Nine Rules for Writing Python Extensions in Rust & Rayon

A year ago I got fed up with runtime compatibility hell from C++/OpenMP in our Python bioinformatics package. This article lays out what I learned by upgrading to Rust:

Towards Data Science Nine Rules for Writing Python Extensions in Rust
(alt friend's link)

Along with suggestions about PyO3, file layout, memory allocation, testing, etc, the article gives examples of

  • using Rayon/ndarray::parallel while returning all errors
  • letting users control the number of parallel threads
  • creating nice errors with thiserror and translating those Rust errors to nice Python errors
  • translating Python dynamic types to Rust generic functions

Some of this might be of interest to anyone using Rayon for parallel array processing.

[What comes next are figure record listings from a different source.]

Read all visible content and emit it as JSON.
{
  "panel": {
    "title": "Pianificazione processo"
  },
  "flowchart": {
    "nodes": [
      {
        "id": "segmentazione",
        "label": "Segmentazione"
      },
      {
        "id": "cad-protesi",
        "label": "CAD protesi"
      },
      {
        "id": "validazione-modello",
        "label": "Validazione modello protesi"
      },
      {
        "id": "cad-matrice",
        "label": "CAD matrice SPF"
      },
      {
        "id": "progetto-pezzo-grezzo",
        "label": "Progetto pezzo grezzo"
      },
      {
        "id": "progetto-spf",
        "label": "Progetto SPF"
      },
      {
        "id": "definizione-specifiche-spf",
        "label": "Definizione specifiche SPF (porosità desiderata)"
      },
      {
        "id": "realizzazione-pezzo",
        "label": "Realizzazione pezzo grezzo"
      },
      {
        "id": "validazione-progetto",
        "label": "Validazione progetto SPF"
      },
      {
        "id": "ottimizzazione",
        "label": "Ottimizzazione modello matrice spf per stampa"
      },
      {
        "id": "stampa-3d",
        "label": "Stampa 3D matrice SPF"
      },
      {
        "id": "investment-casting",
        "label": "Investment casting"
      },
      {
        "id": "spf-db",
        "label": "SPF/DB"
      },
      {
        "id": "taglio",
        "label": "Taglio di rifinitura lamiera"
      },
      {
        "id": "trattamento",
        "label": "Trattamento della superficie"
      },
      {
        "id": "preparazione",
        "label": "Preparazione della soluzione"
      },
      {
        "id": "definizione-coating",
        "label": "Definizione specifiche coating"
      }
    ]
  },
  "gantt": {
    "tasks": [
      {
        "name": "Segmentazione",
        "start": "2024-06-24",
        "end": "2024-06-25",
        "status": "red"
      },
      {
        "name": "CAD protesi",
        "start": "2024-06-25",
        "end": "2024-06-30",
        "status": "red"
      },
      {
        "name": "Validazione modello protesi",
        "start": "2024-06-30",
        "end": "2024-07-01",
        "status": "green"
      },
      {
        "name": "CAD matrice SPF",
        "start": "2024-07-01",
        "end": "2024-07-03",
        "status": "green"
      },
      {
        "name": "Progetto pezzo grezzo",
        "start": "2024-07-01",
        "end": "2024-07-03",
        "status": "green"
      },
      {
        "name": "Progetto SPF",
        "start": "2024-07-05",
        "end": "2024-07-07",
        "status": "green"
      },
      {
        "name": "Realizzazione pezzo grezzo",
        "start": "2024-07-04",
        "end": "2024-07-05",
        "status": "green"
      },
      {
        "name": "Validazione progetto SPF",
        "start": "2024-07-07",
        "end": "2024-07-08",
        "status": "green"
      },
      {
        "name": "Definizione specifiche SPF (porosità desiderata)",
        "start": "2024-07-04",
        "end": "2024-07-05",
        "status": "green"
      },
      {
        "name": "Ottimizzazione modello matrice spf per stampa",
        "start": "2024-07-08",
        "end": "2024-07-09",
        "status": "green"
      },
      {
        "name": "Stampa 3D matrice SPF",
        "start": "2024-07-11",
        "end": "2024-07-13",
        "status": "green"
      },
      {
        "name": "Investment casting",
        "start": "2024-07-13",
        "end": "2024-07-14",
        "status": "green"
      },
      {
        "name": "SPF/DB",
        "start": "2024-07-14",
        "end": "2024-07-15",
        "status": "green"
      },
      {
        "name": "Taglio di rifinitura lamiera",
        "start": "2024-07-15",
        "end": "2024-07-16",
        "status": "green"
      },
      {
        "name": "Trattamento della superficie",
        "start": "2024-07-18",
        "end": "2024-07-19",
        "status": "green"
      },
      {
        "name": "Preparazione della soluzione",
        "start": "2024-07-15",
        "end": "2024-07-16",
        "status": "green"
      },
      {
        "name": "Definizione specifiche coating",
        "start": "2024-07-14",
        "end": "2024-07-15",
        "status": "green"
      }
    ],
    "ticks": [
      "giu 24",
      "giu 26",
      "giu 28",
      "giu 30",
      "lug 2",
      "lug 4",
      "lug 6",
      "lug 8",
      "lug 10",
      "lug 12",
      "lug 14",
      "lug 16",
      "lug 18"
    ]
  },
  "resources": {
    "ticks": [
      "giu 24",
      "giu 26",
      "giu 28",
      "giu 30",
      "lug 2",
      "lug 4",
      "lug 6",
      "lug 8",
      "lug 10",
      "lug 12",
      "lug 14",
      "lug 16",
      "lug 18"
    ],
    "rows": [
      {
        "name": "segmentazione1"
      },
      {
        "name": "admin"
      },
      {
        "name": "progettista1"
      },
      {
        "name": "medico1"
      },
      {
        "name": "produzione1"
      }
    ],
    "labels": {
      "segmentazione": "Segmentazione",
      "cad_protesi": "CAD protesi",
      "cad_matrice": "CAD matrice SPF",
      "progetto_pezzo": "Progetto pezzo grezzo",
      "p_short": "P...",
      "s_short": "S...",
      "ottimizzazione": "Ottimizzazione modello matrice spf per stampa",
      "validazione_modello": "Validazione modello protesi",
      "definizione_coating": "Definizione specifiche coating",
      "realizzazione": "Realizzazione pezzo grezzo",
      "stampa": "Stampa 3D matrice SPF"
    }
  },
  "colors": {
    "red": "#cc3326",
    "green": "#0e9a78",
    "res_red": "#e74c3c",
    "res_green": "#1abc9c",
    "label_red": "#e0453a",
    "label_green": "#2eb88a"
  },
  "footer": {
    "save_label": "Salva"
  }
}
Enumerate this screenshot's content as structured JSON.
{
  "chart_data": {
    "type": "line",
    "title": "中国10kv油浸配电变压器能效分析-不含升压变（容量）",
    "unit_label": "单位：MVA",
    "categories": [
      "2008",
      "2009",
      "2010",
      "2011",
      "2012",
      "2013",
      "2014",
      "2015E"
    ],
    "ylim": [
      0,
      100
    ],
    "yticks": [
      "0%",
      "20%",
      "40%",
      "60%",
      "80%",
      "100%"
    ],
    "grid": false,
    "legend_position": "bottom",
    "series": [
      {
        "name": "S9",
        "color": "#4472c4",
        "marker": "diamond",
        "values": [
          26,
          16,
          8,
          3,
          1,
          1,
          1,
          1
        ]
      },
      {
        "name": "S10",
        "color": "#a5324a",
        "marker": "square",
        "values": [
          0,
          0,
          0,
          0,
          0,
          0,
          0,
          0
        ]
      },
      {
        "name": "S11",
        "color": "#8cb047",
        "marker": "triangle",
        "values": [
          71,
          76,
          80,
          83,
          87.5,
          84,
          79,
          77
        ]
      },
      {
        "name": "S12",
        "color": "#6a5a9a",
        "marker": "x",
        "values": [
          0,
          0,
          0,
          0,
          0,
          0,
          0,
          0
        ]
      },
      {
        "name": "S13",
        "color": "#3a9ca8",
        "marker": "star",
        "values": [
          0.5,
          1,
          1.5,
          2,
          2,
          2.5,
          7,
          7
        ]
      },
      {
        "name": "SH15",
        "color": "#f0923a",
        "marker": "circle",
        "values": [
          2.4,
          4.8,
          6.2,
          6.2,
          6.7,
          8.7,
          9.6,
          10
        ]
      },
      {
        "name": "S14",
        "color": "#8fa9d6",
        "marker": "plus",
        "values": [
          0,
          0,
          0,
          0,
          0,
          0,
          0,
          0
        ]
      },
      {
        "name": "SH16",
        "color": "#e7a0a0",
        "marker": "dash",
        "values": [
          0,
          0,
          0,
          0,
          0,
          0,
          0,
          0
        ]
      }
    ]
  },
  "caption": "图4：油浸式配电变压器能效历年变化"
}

The Python with Rust package is Bed-Reader and is open source. Thank you Rust & Rayon for letting me escape from C++/OpenMP runtime compatibility hell!

3 Likes

This is quite a nice write-up.

To ask you an oddball question, what was the most frustrating part of writing Bed-Reader? Were there any moments when you would run into something then need to stop and look out the window for a half an hour to figure out how to solve something?

1 Like

Michael,

Thanks for the question! Three frustrating parts of creating the Rust extension come to mind:

  • "nice" Rust errors - It took me a long time to figure out how to get nice errors in Rust. I wanted to return system errors (e.g. file open not finding a file) and custom errors (e.g. file in the wrong format). I also wanted all the errors to have nice error messages. As mentioned in the article, I ended up using the "thiserror" crate and creating an enum called BedErrorPlus. BedErrorPlus included std::io::Error, ThreadPoolBuildError, and BedError. Finally, BedError contains all my custom errors. This seems like the way everyone should handle errors, but I only found one resource that explained it. (Rust: Structuring and handling errors in 2020 - Nick's Blog and Digital Garden)

  • par_azip! and returning errors -- ndarray::parallel's par_azip! macro is, I think, the most readable way to data parallelize array-related code. However, the documentation and examples for it are very sparse AND maybe it should be part of Rayon, not just ndarray::parallel AND it doesn't have a direct way to return errors. (The article gives a work-around way to return errors).

  • traits for numerics -- it took a long time for me to figure out the traits to create a generic function that would cover i8, f32, and f64. I ended up (after a lot of trial and error) with Copy + Default + From<i8> + Debug + Sync + Send

Yours,
Carl

1 Like